“Hace cuatro meses me encontré, o mejor dicho, me reencontré con el abogado de mi familia. Nos conocíamos hace 25 años pero nunca nos miramos fuera del contexto abogado/cliente. Él fue quien asesoró y administró las finanzas de mi papá desde que tengo recuerdos y, por lo mismo, varias veces me tocó participar de reuniones en las que estuvo él. Una relación que se mantuvo en la formalidad hasta que el año pasado, después de una reunión, nos quedamos conversando de otros temas. Una conversación de esas largas y honestas, en la que nos reímos mucho y por primera vez nos alejamos del mundo de las leyes.

Esa fue la primera de muchas, porque poco a poco estas conversaciones de horas, muchas risas y sensación de complicidad, se hicieron rutinarias. La sincronía parecía absolutamente mágica y expansiva, al punto de que me parecía increíble ¿Cómo no nos vimos antes?, me preguntaba.

Así, rápidamente pasaron cuatro meses de mensajes de amor, de besos amorosos, de salidas con su hija menor y mi hijo. Incluso una vez viajamos por un fin de semana a la playa, en realidad él y su hija alcanzaron a estar un día antes de que surgiera una emergencia y tuvieran que viajar de vuelta a Santiago. Esa vez me aseguró que fue un problema de último minuto y de paso, me reforzó la idea de que lo que sentía por mí era algo completamente nuevo, incluso llegó a hablar de matrimonio y de una vida entera juntos. Según él, este contratiempo era parte de nuestro paraíso intenso, caótico pero bello.

El abogado de la familia es un hombre muy ocupado, trabaja en el mundo de la política y el derecho tributario, aparte de varias fundaciones. Yo siempre lo vi como un hombre exitoso, pero cuando lo conocí íntimamente, sumé a sus cualidades su capacidad de conectar con sus emociones, ser claro y de una línea.

En medio de la pandemia varias veces vino a mi casa a trabajar y esos días cada uno construía su pequeña oficina a menos de un metro de distancia. Nos tomábamos la mano durante las reuniones, nos preparábamos café y disfrutábamos de los pocos momentos que teníamos juntos como una sorpresa del universo. Todo era una bella aventura: cuando nos arrancábamos a almorzar, cuando pasábamos juntos una tarde leyendo bajo un árbol mientras nuestros hijos jugaban en la plaza, o incluso una doméstica ida al supermercado. La vida era simple y perfecta.

Como en cualquier relación, a veces tuvimos algunos conflictos, especialmente por su carga laboral, pero buscamos juntos la manera de salir adelante.

Pero dentro de esta “perfección”, algo no calzaba del todo, algo que empecé a ver con el tiempo. Cada vez que me invitaba a comer a su casa, repentinamente y a última hora, tenía que cancelar por alguna razón. Hablábamos de viajes, de vivir juntos, pero nunca logramos pasar más de uno o dos días en un lugar porque se presentaban complicaciones de último minuto.

Una mañana, cuando llevábamos cuatro meses de relación, lo llamé para saber cómo venía su día ya que habíamos programado, por fin, una escapada romántica a Huilo Huilo y quería coordinar unos detalles con él. Me contestó su mujer.

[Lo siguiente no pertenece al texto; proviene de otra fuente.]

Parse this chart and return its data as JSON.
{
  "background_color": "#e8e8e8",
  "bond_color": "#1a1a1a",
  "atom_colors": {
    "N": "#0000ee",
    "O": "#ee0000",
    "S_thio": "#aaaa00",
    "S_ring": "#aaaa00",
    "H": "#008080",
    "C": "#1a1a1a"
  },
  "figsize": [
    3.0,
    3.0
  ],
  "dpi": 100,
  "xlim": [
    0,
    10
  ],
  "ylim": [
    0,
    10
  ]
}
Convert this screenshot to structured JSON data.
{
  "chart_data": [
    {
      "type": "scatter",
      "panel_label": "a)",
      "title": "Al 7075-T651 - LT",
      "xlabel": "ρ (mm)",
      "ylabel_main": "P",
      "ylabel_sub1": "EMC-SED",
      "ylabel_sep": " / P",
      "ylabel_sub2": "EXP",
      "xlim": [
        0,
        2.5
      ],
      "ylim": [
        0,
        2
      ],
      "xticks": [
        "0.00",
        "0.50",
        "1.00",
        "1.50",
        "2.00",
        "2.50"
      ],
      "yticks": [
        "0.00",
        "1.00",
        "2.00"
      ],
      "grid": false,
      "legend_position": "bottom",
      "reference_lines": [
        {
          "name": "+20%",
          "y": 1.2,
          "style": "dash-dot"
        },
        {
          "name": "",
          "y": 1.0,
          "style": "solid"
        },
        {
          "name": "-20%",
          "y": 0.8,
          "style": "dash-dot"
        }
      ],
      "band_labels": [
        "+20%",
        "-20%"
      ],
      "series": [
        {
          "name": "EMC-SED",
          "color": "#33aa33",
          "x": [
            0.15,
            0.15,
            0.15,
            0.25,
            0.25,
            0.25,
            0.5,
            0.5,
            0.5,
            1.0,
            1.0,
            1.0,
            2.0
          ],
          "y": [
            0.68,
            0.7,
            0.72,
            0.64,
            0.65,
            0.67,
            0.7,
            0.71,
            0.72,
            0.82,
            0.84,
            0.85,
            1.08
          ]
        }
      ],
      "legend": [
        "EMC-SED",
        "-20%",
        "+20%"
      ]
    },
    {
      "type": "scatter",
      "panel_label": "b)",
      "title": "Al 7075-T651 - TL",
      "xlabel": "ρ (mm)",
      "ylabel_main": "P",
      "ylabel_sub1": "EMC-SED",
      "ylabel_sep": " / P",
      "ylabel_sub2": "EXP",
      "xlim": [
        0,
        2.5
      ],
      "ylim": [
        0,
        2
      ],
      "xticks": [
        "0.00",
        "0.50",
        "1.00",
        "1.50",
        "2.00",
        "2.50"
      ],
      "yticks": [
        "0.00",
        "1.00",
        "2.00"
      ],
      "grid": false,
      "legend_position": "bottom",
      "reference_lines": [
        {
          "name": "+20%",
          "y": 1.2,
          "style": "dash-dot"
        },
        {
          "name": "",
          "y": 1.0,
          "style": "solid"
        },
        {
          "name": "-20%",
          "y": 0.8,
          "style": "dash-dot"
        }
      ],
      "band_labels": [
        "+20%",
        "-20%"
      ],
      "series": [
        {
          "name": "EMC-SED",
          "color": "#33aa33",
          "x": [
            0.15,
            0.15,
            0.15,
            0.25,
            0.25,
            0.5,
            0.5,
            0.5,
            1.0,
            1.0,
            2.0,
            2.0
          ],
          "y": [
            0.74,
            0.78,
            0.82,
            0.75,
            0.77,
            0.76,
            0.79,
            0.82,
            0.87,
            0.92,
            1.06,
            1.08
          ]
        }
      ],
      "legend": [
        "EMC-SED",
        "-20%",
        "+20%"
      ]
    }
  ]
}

Recién ahí todas las piezas encajaron. Todas las excusas, problemas de última hora, exceso de trabajo, falta de tiempo… todo tuvo coherencia. Es que él no estaba separado hace seis años como me dijo, en realidad tampoco estaba construyendo un futuro conmigo, yo simplemente era la amante de turno.

Los castillos de arena se desarmaron y sentí cómo el corazón se me rompía en mil pedazos. En esa llamada también me enteré de que su actual mujer también llegó a su vida así, siendo primero su amante. No la juzgo a ella, pero sí a él, porque el amor que sintió por esa mujer y que lo llevó a terminar con su matrimonio anterior no lo hizo cambiar. Continuó con su “juego de caza” y la siguiente víctima fui yo. Y ni siquiera fui la segunda, ni la tercera mujer que engañó bajo la mentira del hombre separado y ocupado. Esto era patológico y yo solo un daño colateral de un cazador profesional.

Así fue como me convertí en amante sin saberlo. Después de un año pandémico aprendí que el virus más letal no es el Covid y que en el amor y la ternura se puede esconder un parásito. Pero a pesar del sufrimiento, decidí agradecerle a este hombre que me recordó que es importante estar atenta, porque no todo lo que brilla es oro y los lobos siempre pueden usar una piel de oveja”.